Per altro, il confronto fra la condizione dell’animale, naturalmente felice, e quella dell’uomo, tormentato dalle contraddizioni del pensiero, torna in altri momenti dell’opera sveviana. Oltre al passo sopra citato, in cui – a contrasto con l’inettitudine di Alfonso – è descritta la perfetta attitudine alla vita del gabbiano, è ben nota la pagina finale de La coscienza di Zeno, dove alla salute della rondine (ma anche della talpa e del cavallo), che non conosce altro progresso che "quello del proprio organismo", si contrappone la malattia dell’ "occhialuto uomo" che "inventa ordigni fuori del suo corpo", sottraendosi così alla selezione naturale. Il fatto è che la rondine – lo apprendiamo da una delle favole, Rapporti difficili (14) – non ha "spazio nel cervello per contenere due concezioni della vita": questa è la sua fortuna, ma anche il suo limite. Viceversa, dobbiamo intendere, la sfortuna (ma anche la superiorità) dell’uomo è proporzionale allo spazio che c’è nel suo cervello, uno spazio che può contenere due (o più, ovviamente) concezioni della vita: è, insomma, lo spazio "della ragione e della immaginativa" che condanna i più dotati fra gli uomini alla "irresoluzione", per dirla con parole leopardiane; alla inettitudine (alla senilità, alla malattia) per dirla con Svevo.

 

NOTE

 

1) La questione è connessa con la cosiddetta “teoria del piacere”, su cui Leopardi ritorna più volte, ma che elabora in maniera più sistematica nelle riflessioni del 12 febbraio 1821 (Zibaldone, pp. 646-50) e del 2 maggio 1822 (Zibaldone, pp. 2410-14).

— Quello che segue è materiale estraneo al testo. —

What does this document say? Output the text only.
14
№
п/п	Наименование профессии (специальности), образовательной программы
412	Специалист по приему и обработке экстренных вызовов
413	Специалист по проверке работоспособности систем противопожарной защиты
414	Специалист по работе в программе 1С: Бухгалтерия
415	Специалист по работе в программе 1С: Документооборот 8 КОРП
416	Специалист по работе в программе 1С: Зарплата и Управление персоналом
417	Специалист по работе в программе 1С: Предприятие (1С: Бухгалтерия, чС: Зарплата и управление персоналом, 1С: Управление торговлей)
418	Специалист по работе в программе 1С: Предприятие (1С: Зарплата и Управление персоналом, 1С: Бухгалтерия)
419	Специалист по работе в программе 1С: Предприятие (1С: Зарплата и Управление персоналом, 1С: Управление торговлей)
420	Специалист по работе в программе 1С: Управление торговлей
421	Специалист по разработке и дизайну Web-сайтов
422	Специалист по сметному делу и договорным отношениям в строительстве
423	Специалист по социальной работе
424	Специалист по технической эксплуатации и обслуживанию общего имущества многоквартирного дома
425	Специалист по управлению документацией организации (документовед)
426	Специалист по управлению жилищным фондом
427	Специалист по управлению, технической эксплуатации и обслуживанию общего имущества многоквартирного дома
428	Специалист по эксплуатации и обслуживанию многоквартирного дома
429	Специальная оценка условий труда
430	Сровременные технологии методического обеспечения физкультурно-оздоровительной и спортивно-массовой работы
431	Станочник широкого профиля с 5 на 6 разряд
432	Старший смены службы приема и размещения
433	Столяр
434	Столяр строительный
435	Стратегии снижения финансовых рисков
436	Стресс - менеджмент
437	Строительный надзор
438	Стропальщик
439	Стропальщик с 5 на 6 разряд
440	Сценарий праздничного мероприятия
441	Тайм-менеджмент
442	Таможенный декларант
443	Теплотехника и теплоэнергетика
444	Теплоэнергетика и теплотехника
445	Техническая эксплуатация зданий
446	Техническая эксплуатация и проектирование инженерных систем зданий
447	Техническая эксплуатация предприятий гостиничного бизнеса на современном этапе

2) Vedi Storia del genere umano, Dialogo di un Folletto e di uno Gnomo, Dialogo di Marcabruno e Farfarello (anche se qui è posta l’equazione vita-infelicità, anziché quella grandezza-infelicità).

3) G. Leopardi, Dialogo della Natura e di un’Anima, in Tutte le opere di Giacomo Leopardi. Le poesie e le prose, vol. I, Milano 1968 [1940], p. 848.

4) Zibaldone, pp. 538-39 (21 gennaio 1821); ma si veda anche p. 3040 (26 luglio 1823).

5)  Zibaldone, pp. 3188-89 (18 agosto 1823).

6) Zibaldone, pp. 4038-39 (3 marzo 1824).

7) G. Leopardi, Detti memorabili di Filippo Ottonieri, in Tutte le opere, cit., vol. I, p. 942.

8) Qualcosa di simile si può ritrovare anche nei protagonisti di opere minori: ad esempio, in Giorgio de L’assassinio di via Belpoggio o nel dottor Menghi de Lo specifico del dottor Menghi.

9) I. Svevo, Opera omnia, vol. II, Milano 1969, pp. 207-8.

10) Più che di saggi veri e propri, si ha l’impressione di studi rimasti allo stato di abbozzo. Si tratta di testi di poche pagine, formalmente poco curati, a volte incompiuti, non databili con precisione, ma collocabili alla fine del primo decennio del Novecento. Si possono leggere in I. Svevo, Opera omnia, vol. III, Milano 1968 (p. 637 e p.641)

11) In questa tipologia umana saranno da riconoscere, pur con le debite differenze, gli antagonisti dell’inetto nei diversi romanzi: Macario, Stefano Balli, Guido Speier.

12) Si tratta, come è noto, del termine (contrapposto a “lottatore”) che Svevo desume da Schopenhauer per indicare il tipo umano dell’inetto.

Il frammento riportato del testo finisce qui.